The effect of insurance expansion on the diffusion of new technologies is not a well-understood phenomenon.

Burton A. Weisbrod published in 1991 in the Journal of Economic Literature: The Health Care Quadrilemma: An Essay on Technological Change, Insurance, Quality of Care, and Cost Containment. The Weisbrod proposition in his article is that the expansion in health care insurance produces a cost increasing in new technologies and how new technologies induces demand for insurance. There is an inexorable link between the broadening and deepening of health insurance coverage and the development of new health-care technologies.

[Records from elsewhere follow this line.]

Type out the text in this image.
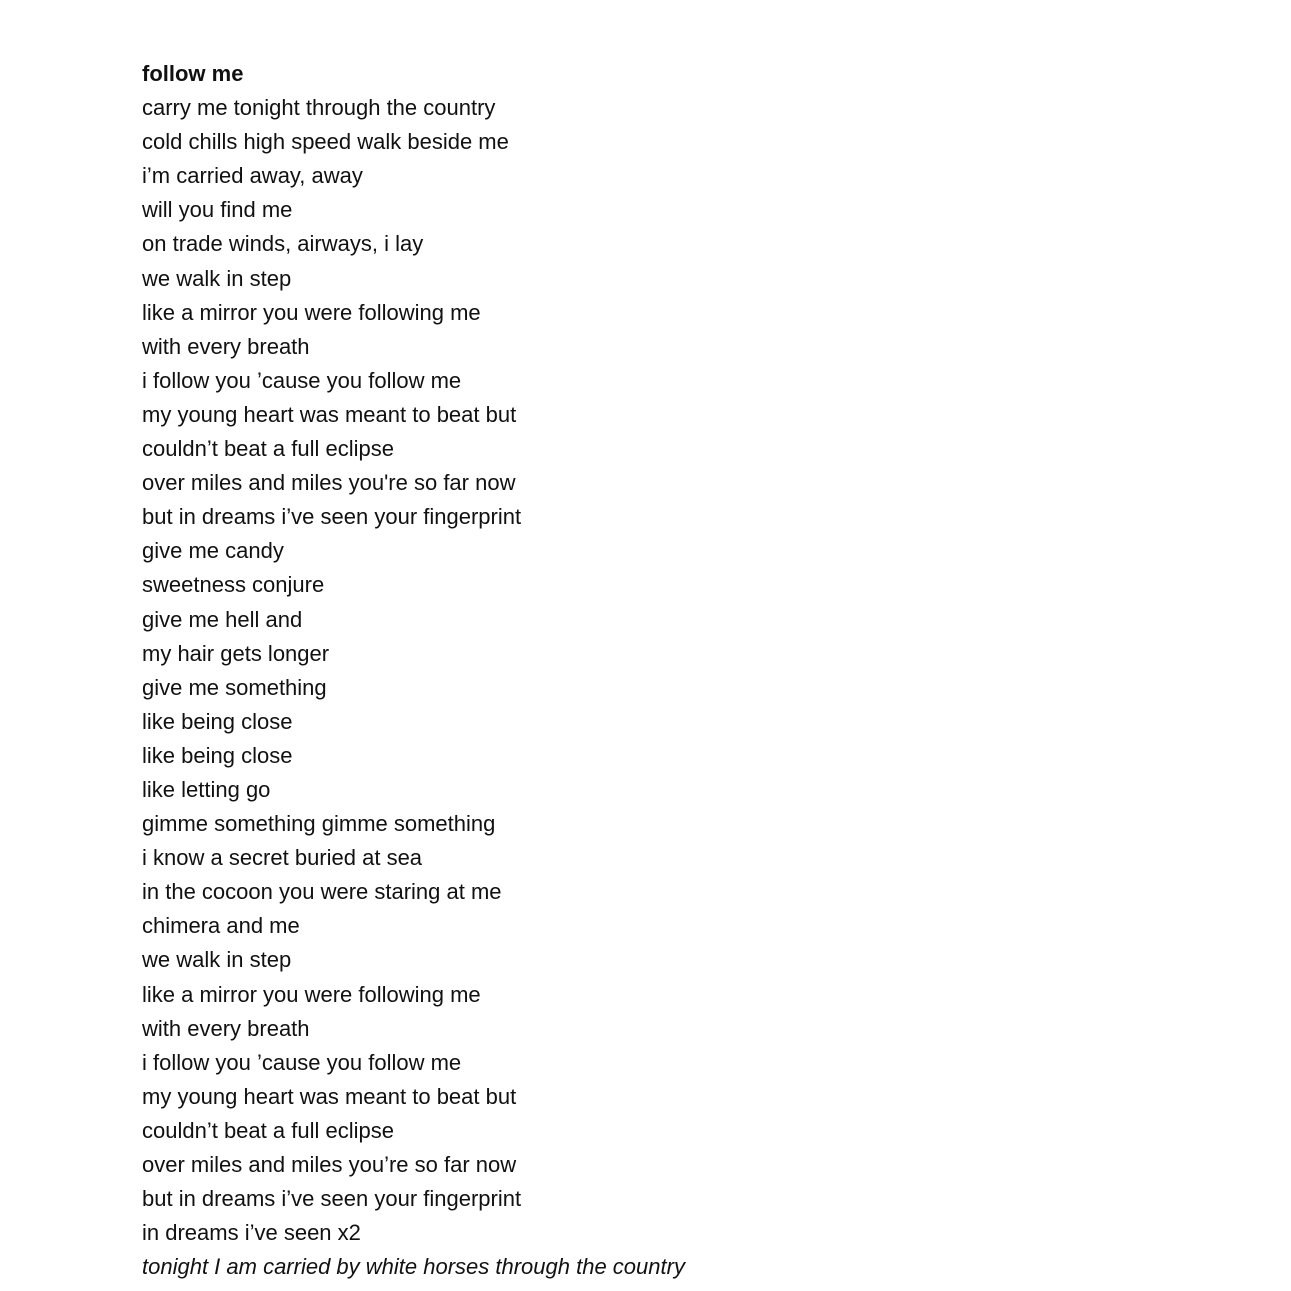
follow me

carry me tonight through the country
cold chills high speed walk beside me
i’m carried away, away
will you find me
on trade winds, airways, i lay
we walk in step
like a mirror you were following me
with every breath
i follow you ’cause you follow me
my young heart was meant to beat but
couldn’t beat a full eclipse
over miles and miles you're so far now
but in dreams i’ve seen your fingerprint
give me candy
sweetness conjure
give me hell and
my hair gets longer
give me something
like being close
like being close
like letting go
gimme something gimme something
i know a secret buried at sea
in the cocoon you were staring at me
chimera and me
we walk in step
like a mirror you were following me
with every breath
i follow you ’cause you follow me
my young heart was meant to beat but
couldn’t beat a full eclipse
over miles and miles you’re so far now
but in dreams i’ve seen your fingerprint
in dreams i’ve seen x2

tonight I am carried by white horses through the country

Joan Costa-Font and Alistair McGuire  and Victoria Serra-Sastre published in 2012 The “Weisbrod Quadrilemma” Revisited: Insurance Incentives on New Health Technologies

In their study, they attempted to produce empirical tests of Weisbrod thesis and find supportive evidence. The paper presents evidence of a link between insurance and technology diffusion using OECD panel data and taking advantage of a dynamic specification structure. The empirical estimates indicate that higher degrees of private expenditure on health care correlate with higher levels of R&D in health care, consistent with the hypothesis forwarded by Weisbrod that increasing insurance coverage boosts technology adoption. However, their findings also suggest that increasing public funding of health care appears to lower technological adoption, which is consistent with the exercising of monopsony power and an objective of cost containment.